Den Krieg gibt es noch immer, weil sich mit Baron Freiherr Karl Theodor Maria Nikolaus Johann Jakob Philipp Franz Joseph Sylvester Kevin allein Zuhaus von und zu Guttenberg ein Kriegsminister fand, der die Nummer zwar als erster beim Namen, also Krieg nannte, ihn aber trotzdem für seine Kanzlerdarstellerin munter weiter führte.
Er schaffte zwar die Wehrpflicht ab und erlöste so kommende Generationen junger Deutscher von jedem militärischen Zwang, aber das machte seine Rechnung auch nicht besser.

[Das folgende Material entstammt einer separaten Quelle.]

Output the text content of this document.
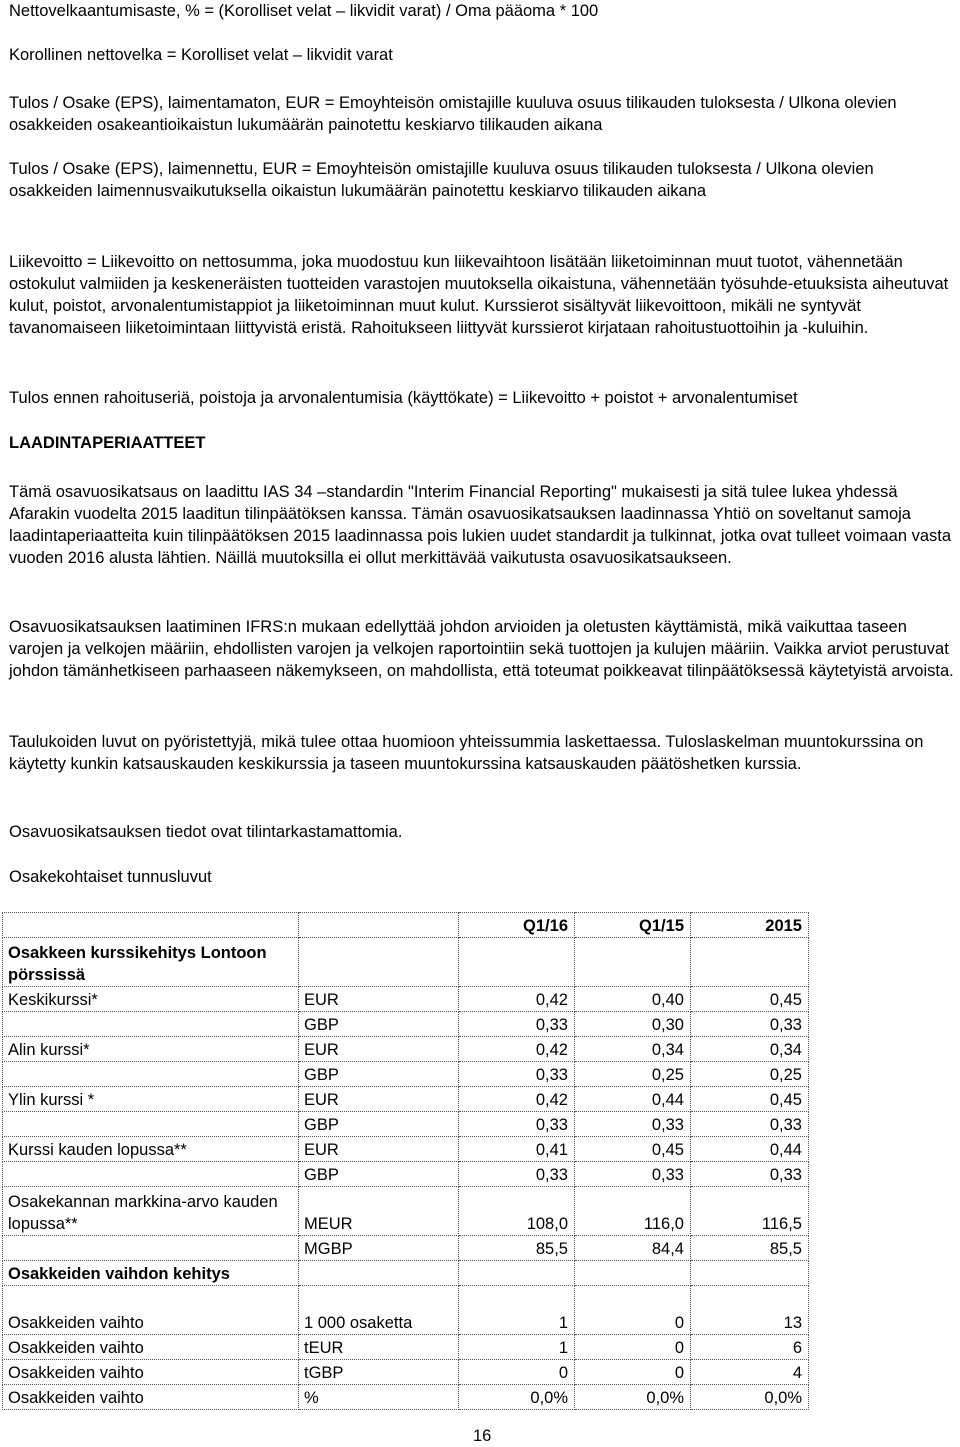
Nettovelkaantumisaste, % = (Korolliset velat – likvidit varat) / Oma pääoma * 100

Korollinen nettovelka = Korolliset velat – likvidit varat

Tulos / Osake (EPS), laimentamaton, EUR = Emoyhteisön omistajille kuuluva osuus tilikauden tuloksesta / Ulkona olevien osakkeiden osakeantioikaistun lukumäärän painotettu keskiarvo tilikauden aikana

Tulos / Osake (EPS), laimennettu, EUR = Emoyhteisön omistajille kuuluva osuus tilikauden tuloksesta / Ulkona olevien osakkeiden laimennusvaikutuksella oikaistun lukumäärän painotettu keskiarvo tilikauden aikana

Liikevoitto = Liikevoitto on nettosumma, joka muodostuu kun liikevaihtoon lisätään liiketoiminnan muut tuotot, vähennetään ostokulut valmiiden ja keskeneräisten tuotteiden varastojen muutoksella oikaistuna, vähennetään työsuhde-etuuksista aiheutuvat kulut, poistot, arvonalentumistappiot ja liiketoiminnan muut kulut. Kurssierot sisältyvät liikevoittoon, mikäli ne syntyvät tavanomaiseen liiketoimintaan liittyvistä eristä. Rahoitukseen liittyvät kurssierot kirjataan rahoitustuottoihin ja -kuluihin.

Tulos ennen rahoituseriä, poistoja ja arvonalentumisia (käyttökate) = Liikevoitto + poistot + arvonalentumiset

LAADINTAPERIAATTEET

Tämä osavuosikatsaus on laadittu IAS 34 –standardin "Interim Financial Reporting" mukaisesti ja sitä tulee lukea yhdessä Afarakin vuodelta 2015 laaditun tilinpäätöksen kanssa. Tämän osavuosikatsauksen laadinnassa Yhtiö on soveltanut samoja laadintaperiaatteita kuin tilinpäätöksen 2015 laadinnassa pois lukien uudet standardit ja tulkinnat, jotka ovat tulleet voimaan vasta vuoden 2016 alusta lähtien. Näillä muutoksilla ei ollut merkittävää vaikutusta osavuosikatsaukseen.

Osavuosikatsauksen laatiminen IFRS:n mukaan edellyttää johdon arvioiden ja oletusten käyttämistä, mikä vaikuttaa taseen varojen ja velkojen määriin, ehdollisten varojen ja velkojen raportointiin sekä tuottojen ja kulujen määriin. Vaikka arviot perustuvat johdon tämänhetkiseen parhaaseen näkemykseen, on mahdollista, että toteumat poikkeavat tilinpäätöksessä käytetyistä arvoista.

Taulukoiden luvut on pyöristettyjä, mikä tulee ottaa huomioon yhteissummia laskettaessa. Tuloslaskelman muuntokurssina on käytetty kunkin katsauskauden keskikurssia ja taseen muuntokurssina katsauskauden päätöshetken kurssia.

Osavuosikatsauksen tiedot ovat tilintarkastamattomia.

Osakekohtaiset tunnusluvut

		Q1/16	Q1/15	2015
Osakkeen kurssikehitys Lontoon pörssissä				
Keskikurssi*	EUR	0,42	0,40	0,45
	GBP	0,33	0,30	0,33
Alin kurssi*	EUR	0,42	0,34	0,34
	GBP	0,33	0,25	0,25
Ylin kurssi *	EUR	0,42	0,44	0,45
	GBP	0,33	0,33	0,33
Kurssi kauden lopussa**	EUR	0,41	0,45	0,44
	GBP	0,33	0,33	0,33
Osakekannan markkina-arvo kauden lopussa**	MEUR	108,0	116,0	116,5
	MGBP	85,5	84,4	85,5
Osakkeiden vaihdon kehitys				
Osakkeiden vaihto	1 000 osaketta	1	0	13
Osakkeiden vaihto	tEUR	1	0	6
Osakkeiden vaihto	tGBP	0	0	4
Osakkeiden vaihto	%	0,0%	0,0%	0,0%
16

Wer geglaubt hat, nach Gesundheitsministerin Ulla Schmidt könne es eigentlich nicht schlimmer werden, wurde mit Rösler, dem neuen Bundesminister für Siechtum, körperlichen Verfall und völlige Verarmung eines Schlechteren belehrt. Während seine alten Landsleute sich in Deutschland mit dem Verkauf von geschmuggelten Zigaretten und dem Putzen von Krankenzimmern durchschlagen müssen, darf er die Kranken im Auftrag von Kanzlerin und FDP ganz offiziell berauben. Damit wird allerdings erst jetzt, 2011 so richtig begonnen, wo die Beiträge so richtig ungebremst steigen.
Merkel feiert zwar mal wieder einen Aufschwung © Merkel, den sie allein ihrer Anwesenheit zuschreibt, denn getan hat sie dafür ja nichts, aber wie bei jedem Aufschwung © Merkel kommt davon beim Bürger nichts in klingender Münze oder gar in Scheinen an. So gibt es 2011 satte 1 % mehr Rente. Davon zahlt man nach Merkels Rechnung locker die 1,5 % erhöhten Gesundheitsabgaben, gleicht die erwarteten 1,8 % bis 2,3 % Inflation aus, legt ein Festgeldkonto an und macht vom Rest eine schöne Party. Es ist immer gut, Politiker zu haben, die gut rechnen können.